On Sunday, The New York Times reported that online comic xckd is going to have a book out in March!
The article first asks if this book, a print book of a comic that is exclusively online, is a victory for the world of print because people don’t want to read things online. However, it soon concludes exactly the opposite:
In fact, the xkcd story previews the much more likely future of books in which they are prized as artifacts, not as mechanisms for delivering written material to readers. This is print book as vinyl record — admired for its look and feel, its cover art, and relative permanence — but not so much for convenience.
I’d have to agree here. xkcd is successful online, and with a print run of only 10,000 the book is probably only going to appeal to people who are fans already. But that’s ok, because I think that’s all the author is trying to do anyway, and it still shows that people have some sort of nostalgia for holding on to things that are important to them.

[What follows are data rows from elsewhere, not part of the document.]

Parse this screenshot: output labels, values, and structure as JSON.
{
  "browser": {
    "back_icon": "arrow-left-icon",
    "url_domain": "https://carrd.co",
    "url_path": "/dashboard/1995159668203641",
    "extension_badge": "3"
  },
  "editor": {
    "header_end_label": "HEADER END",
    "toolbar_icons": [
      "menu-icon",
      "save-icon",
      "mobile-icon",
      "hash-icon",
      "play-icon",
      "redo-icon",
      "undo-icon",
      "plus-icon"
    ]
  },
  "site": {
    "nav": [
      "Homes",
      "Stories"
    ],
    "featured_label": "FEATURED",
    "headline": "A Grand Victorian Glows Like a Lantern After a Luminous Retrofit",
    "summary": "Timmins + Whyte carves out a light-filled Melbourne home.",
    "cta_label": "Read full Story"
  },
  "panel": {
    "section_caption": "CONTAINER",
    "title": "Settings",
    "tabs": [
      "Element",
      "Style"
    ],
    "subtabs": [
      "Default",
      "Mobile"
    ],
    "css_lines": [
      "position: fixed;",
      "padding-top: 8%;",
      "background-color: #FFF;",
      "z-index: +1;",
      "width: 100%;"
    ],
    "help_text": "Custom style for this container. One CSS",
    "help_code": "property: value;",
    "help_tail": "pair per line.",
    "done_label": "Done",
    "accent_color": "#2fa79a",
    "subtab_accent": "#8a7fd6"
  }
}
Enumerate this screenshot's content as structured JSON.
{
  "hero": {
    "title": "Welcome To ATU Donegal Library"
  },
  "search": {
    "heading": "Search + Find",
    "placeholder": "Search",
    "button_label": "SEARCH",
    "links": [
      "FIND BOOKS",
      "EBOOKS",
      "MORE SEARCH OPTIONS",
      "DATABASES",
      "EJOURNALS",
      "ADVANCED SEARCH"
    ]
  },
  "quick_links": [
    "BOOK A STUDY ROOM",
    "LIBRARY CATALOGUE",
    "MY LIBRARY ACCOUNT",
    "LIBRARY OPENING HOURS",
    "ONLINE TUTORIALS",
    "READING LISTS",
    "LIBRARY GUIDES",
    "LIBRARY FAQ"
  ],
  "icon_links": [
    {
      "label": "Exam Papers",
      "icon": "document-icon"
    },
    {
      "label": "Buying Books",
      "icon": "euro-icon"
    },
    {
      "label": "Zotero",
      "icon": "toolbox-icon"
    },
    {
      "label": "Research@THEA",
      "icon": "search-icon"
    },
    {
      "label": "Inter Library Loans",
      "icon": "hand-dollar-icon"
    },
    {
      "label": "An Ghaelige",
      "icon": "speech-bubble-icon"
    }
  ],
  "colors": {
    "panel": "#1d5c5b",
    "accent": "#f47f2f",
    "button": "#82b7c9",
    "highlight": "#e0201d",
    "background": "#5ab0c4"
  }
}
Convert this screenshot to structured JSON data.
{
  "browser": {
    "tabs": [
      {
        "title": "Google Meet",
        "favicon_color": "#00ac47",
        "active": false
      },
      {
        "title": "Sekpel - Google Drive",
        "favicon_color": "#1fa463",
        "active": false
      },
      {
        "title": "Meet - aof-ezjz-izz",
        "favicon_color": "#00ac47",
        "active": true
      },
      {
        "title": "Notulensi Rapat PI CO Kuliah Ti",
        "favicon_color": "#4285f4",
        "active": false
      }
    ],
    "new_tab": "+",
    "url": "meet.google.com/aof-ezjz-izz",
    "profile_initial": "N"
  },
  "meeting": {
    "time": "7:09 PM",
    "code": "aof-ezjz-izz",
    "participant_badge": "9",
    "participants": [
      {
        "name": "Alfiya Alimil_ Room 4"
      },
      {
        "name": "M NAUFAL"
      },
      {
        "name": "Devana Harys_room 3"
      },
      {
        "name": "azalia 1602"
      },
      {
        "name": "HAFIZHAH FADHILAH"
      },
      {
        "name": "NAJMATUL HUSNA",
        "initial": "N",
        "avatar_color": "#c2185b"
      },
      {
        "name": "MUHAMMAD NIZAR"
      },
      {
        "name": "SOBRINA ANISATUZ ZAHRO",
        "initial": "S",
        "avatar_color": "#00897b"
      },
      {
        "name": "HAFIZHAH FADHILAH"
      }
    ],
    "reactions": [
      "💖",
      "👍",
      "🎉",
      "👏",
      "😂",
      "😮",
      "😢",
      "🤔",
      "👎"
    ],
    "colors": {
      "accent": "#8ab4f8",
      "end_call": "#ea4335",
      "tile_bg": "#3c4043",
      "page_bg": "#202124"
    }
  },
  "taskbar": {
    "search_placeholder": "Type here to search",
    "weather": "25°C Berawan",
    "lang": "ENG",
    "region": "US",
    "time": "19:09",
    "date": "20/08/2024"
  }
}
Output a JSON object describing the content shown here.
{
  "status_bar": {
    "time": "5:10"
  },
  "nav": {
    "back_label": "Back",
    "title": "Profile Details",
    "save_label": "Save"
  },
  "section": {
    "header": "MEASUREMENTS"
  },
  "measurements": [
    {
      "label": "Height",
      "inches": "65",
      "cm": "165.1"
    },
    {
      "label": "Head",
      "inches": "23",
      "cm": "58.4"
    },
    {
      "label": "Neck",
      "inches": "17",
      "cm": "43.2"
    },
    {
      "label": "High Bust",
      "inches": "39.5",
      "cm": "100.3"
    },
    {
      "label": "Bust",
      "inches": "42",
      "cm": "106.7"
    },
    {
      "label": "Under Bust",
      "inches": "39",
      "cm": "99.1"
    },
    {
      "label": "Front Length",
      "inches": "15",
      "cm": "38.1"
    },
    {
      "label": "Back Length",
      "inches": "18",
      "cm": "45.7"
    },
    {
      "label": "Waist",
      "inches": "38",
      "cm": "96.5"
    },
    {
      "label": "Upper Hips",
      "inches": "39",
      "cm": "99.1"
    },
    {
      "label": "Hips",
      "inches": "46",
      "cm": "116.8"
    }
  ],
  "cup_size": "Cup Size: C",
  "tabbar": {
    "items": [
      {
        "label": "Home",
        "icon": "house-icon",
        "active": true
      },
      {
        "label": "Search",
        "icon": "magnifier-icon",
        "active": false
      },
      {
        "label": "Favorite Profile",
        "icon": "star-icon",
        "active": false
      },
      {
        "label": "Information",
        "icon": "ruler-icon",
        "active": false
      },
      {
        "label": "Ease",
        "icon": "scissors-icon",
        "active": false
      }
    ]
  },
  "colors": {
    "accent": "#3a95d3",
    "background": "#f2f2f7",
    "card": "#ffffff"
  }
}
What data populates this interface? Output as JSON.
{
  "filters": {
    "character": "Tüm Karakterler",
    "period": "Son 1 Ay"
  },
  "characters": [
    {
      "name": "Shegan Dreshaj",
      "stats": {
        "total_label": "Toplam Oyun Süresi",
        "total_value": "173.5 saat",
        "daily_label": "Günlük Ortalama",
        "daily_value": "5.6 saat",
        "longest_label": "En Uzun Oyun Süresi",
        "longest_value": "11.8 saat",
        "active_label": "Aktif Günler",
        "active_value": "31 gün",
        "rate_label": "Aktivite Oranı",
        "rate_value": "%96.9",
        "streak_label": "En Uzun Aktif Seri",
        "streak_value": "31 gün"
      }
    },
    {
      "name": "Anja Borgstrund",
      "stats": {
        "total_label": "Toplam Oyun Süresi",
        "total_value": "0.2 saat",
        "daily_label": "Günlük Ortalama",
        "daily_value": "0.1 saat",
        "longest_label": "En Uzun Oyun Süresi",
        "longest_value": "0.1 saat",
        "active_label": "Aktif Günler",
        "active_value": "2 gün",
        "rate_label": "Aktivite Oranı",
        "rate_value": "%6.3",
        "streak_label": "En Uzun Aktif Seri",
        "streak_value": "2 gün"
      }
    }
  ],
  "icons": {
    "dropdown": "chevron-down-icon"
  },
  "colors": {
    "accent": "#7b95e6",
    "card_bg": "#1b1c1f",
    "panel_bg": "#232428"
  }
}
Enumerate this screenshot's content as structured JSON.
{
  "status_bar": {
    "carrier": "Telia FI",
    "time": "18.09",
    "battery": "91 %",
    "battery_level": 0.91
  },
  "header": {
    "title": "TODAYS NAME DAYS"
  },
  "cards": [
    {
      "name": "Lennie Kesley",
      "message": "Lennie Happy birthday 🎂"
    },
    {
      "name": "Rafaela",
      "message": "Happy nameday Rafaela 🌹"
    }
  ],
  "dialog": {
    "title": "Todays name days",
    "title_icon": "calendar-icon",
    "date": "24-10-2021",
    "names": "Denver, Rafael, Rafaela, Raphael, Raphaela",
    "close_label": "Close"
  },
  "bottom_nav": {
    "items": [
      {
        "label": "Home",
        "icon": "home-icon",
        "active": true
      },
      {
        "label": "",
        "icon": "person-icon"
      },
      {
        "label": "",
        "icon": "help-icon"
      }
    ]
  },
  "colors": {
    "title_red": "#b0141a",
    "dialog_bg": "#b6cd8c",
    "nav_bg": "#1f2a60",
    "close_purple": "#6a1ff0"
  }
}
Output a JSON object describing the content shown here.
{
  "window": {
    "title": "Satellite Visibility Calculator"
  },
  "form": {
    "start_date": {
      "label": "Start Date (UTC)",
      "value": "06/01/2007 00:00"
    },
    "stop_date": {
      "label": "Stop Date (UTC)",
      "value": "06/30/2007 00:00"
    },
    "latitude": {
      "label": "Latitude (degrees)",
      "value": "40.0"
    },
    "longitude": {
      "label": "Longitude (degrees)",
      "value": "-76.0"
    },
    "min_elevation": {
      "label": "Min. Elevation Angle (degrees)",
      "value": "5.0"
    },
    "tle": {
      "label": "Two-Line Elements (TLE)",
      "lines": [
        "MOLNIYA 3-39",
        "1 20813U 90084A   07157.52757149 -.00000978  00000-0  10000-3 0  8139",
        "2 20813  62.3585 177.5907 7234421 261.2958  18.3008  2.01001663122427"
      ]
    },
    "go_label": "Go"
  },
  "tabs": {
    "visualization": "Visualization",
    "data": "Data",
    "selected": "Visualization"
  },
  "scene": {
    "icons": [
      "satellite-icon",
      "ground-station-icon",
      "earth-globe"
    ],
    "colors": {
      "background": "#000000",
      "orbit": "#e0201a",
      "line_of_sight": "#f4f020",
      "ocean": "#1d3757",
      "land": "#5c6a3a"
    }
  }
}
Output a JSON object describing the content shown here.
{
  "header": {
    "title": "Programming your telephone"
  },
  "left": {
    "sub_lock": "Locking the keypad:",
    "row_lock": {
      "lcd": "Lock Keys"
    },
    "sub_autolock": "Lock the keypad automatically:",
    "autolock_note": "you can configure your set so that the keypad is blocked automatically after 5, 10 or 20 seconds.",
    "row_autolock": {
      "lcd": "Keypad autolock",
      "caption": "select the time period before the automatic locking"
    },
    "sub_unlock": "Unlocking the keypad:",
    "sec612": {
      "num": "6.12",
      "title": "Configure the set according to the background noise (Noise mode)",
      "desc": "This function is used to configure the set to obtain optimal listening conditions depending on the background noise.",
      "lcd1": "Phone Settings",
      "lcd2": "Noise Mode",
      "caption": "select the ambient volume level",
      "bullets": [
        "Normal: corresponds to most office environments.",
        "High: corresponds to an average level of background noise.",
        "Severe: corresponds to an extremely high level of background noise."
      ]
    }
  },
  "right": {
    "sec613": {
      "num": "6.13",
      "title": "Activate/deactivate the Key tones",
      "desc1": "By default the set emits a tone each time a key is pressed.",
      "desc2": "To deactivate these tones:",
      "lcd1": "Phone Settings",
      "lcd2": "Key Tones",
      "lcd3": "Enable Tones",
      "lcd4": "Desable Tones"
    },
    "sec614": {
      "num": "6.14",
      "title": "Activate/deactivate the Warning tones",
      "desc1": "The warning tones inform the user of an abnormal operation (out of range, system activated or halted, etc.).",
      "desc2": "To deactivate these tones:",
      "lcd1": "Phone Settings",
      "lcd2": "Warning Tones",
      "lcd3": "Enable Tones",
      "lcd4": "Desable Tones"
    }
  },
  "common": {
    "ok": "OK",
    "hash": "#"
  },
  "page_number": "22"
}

The other cool thing about the book is that creator Randall Munroe will be licensing the book under the same Creative Commons license he uses for the comic online:
Does that mean that the book won’t carry a traditional copyright and instead take its lead from the online comic strip itself, which Mr. Munroe licenses under Creative Commons, allowing noncommercial re-use as long as credit is given?
“To anyone who wants to photocopy, bind, and give a copy of the book to their loved one — more power to them,” he said. “He/She will likely be disappointed that you’re so cheap, though.”
I think that’s awesome. More power to Creative Commons people!